I want to go back and discuss more a post I had a few weeks ago on the difference between a model and real life.
As the question highlighted in the post shows, the model and reality can differ. In the price theory model discussed, there is no deadweight loss from a price ceiling when supply is perfectly inelastic. However, a more robust consideration tells us there are inefficiencies we need to consider. A simple observation of the grocery store is another example: if standard price theory were 100% accurate, then supermarket shelves would always be stocked with just enough of each good to meet demand, no more and no less. But this is clearly not the case.

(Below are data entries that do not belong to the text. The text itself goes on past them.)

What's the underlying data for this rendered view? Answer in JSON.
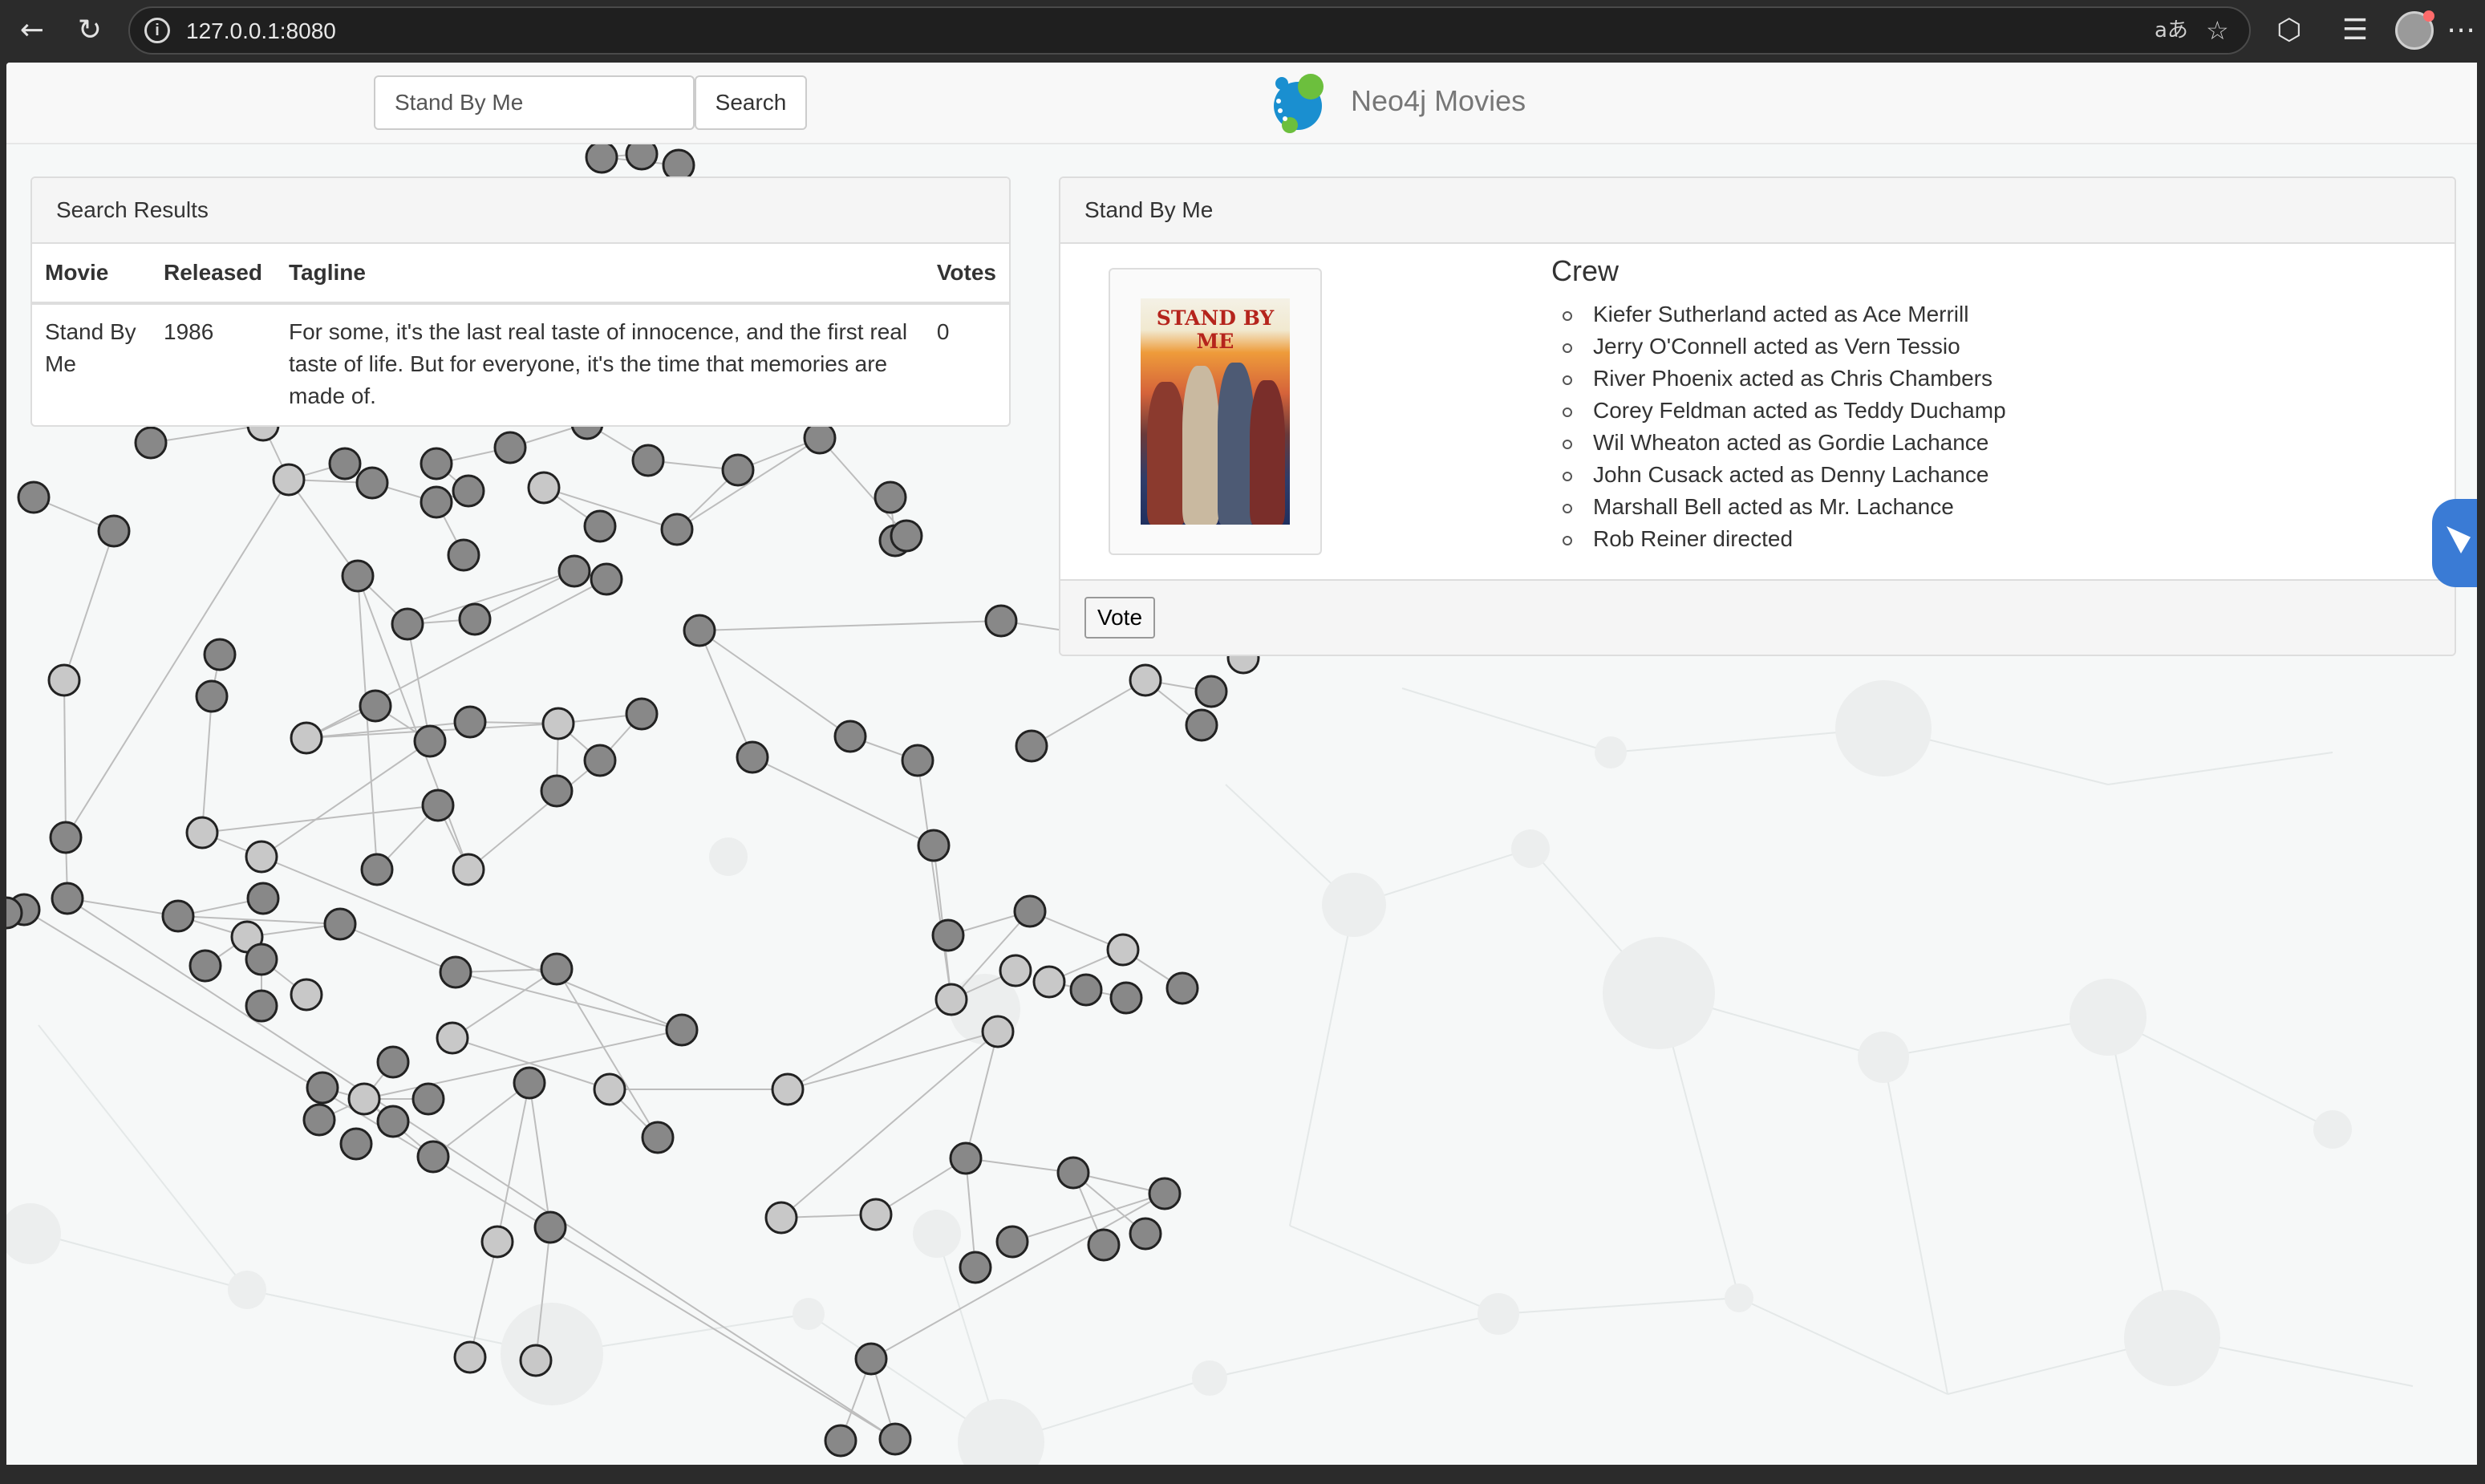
{
  "browser": {
    "url": "127.0.0.1:8080",
    "icons": [
      "back-icon",
      "reload-icon",
      "info-icon",
      "translate-icon",
      "star-icon",
      "extensions-icon",
      "favorites-icon",
      "profile-icon",
      "more-icon"
    ],
    "back_glyph": "←",
    "reload_glyph": "↻",
    "translate_glyph": "aあ",
    "star_glyph": "☆",
    "ext_glyph": "⬡",
    "fav_glyph": "☰",
    "more_glyph": "⋯"
  },
  "navbar": {
    "search_value": "Stand By Me",
    "search_button": "Search",
    "brand": "Neo4j Movies"
  },
  "results": {
    "heading": "Search Results",
    "columns": [
      "Movie",
      "Released",
      "Tagline",
      "Votes"
    ],
    "rows": [
      {
        "movie": "Stand By Me",
        "released": "1986",
        "tagline": "For some, it's the last real taste of innocence, and the first real taste of life. But for everyone, it's the time that memories are made of.",
        "votes": "0"
      }
    ]
  },
  "detail": {
    "heading": "Stand By Me",
    "poster_title": "STAND BY ME",
    "crew_title": "Crew",
    "crew": [
      "Kiefer Sutherland acted as Ace Merrill",
      "Jerry O'Connell acted as Vern Tessio",
      "River Phoenix acted as Chris Chambers",
      "Corey Feldman acted as Teddy Duchamp",
      "Wil Wheaton acted as Gordie Lachance",
      "John Cusack acted as Denny Lachance",
      "Marshall Bell acted as Mr. Lachance",
      "Rob Reiner directed"
    ],
    "vote_button": "Vote"
  },
  "colors": {
    "movie_node": "#c8c8c8",
    "person_node": "#888888",
    "edge": "#bdbdbd",
    "background": "#f6f8f8"
  }
}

This difference between the model and reality can lead us to the question: why have models at all? Indeed, there are some forms of economics that do-away with models and theory altogether preferring to “let the data speak for itself.”
But price theory models serve an extremely important purpose. Careful study of price theory provides the good economist with strong intuition about the “economic way of thinking.” Careful study of supply and demand curves can reveal a lot.
Even if these price theory models do not model the world perfectly (and it is my opinion that they do not, although do provide a pretty decent approximation), then the models can still provide valuable insight. Even though equilibrium is not a point that can ever truly be reached because the economy is dynamic and thus constantly changing, it provides us a good starting point for economic investigations.
Static price theory analysis (that is, all else held equal, including time) provides us many insights into the effects of monopolies, oligopolies, price manipulations (taxation, ceilings, floors, etc), market misinformation, etc. But it is just that: static. Adding a dynamic element to price theory makes it far more robust and interesting. For example: What happens when there are price manipulations over time? How do demand curves and supply curves shift over time?
But static analysis has its uses, namely that it provides strong intuition. Intuition that can help answer questions like:
-Does minimum wage help the poor?
-Do anti-discriminatory laws protect women and minorities?
-Will tariffs “make America great again”?
Price theory intuition extends well beyond just the narrow world of “material” well-being. Jack Hirshleifer has used price theory to explore conflict theory. Terry Anderson and Donald Leal have applied price theory to environmental issues. Armen Alchian and Harold Demsetz used price theory to explore discrimination and the development of property rights. More famously, Gordon Tullock and Ronald Coase used price theory to explore the law and externalities.
Price theory is an extremely powerful tool, even in its static form. It merits careful study and consideration because there are a lot of subtleties to it, but the logic of price theory is straight forward (unlike macroeconomics).